Auf Grund des Vortrages des Antragsgegners ist für den Senat nicht mit hinreichender Wahrscheinlichkeit erkennbar, dass der Antragsgegner auf Grund des Chi-Quadrat-Testes und des Zeitreihenvergleichs zu einer Hinzuschätzung berechtigt war. Es ist insbesondere nicht erkennbar, ob der Chi-Quadrat-Test mit der notwendigen Anzahl von Werten durchgeführt worden ist.
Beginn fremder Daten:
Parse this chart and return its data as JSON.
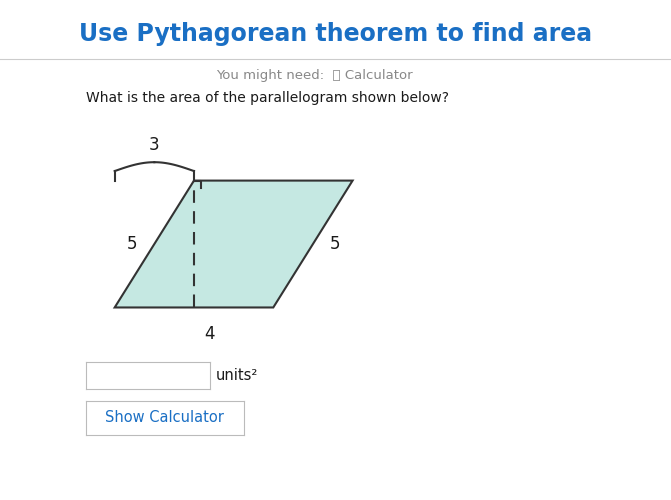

Wie das Finanzgericht Münster in seinen Beschluss vom 14. August 2003 8 V 2651/03 E, U, EFG 2004, 9 zutreffend ausgeführt hat, ist der Chi-Quadrat-Test keine von der Rechtsprechung anerkannte Methode, eine Einnahmenmanipulation sicher zu belegen. Der Chi-Quadrat-Test ist daher bei summarischer Prüfung auch nicht geeignet, die Ordnungsmäßigkeit einer Buchführung zu verwerfen. Bezüglich des Zeitreihenvergleichs hat der Antragsgegner lediglich pauschal dargelegt, dass der Zeitreihenvergleich für einen "10-Wochenzeitraum" durchgeführt worden sei und dieses Verfahren seiner Ansicht nach grundsätzlich geeignet sei, Hinzuschätzungen zu rechtfertigen. Diese Darlegungen genügen jedoch nicht, um eine Überprüfung des Zeitreihenvergleichs durch das Gericht vorzunehmen. So wurde z.B. nicht dargelegt, warum der ausgewählte Zeitraum repräsentativ sein soll (vgl. FG Münster, Beschluss vom 11.2.2000 9 V 5542/99 K,U,F, DStRE 2000,549 ). Wie bereits in den Beschlüssen vom 05.03.2004 zu den Az. 11 V 610/04 A (E) und 11 V 612/04 A (E) dargelegt, ist es im summarischen Verfahren nicht Aufgabe des Gerichts, Feststellungen aus umfangreichen Akten zu treffen, ohne dass diese zuvor von den Beteiligten hinreichend aufbereitet wurden.

Eine Aussetzung der Vollziehung ist im Streitfall nur in Höhe der sich aus dem Leistungsgebot ergebenden Zahllast (343,49 EUR) möglich. Denn nur insoweit wird der Umsatzsteuerbescheid vom 07.01.2004 vollzogen ( vgl. BFH-Urteil vom 27.01.1977 IV B 72/74 ,BStBl II 1977,367; AEAO zu § 361 Tz. 4.5).

Die Kostenentscheidung ergibt sich aus § 136 Abs. 1 FGO.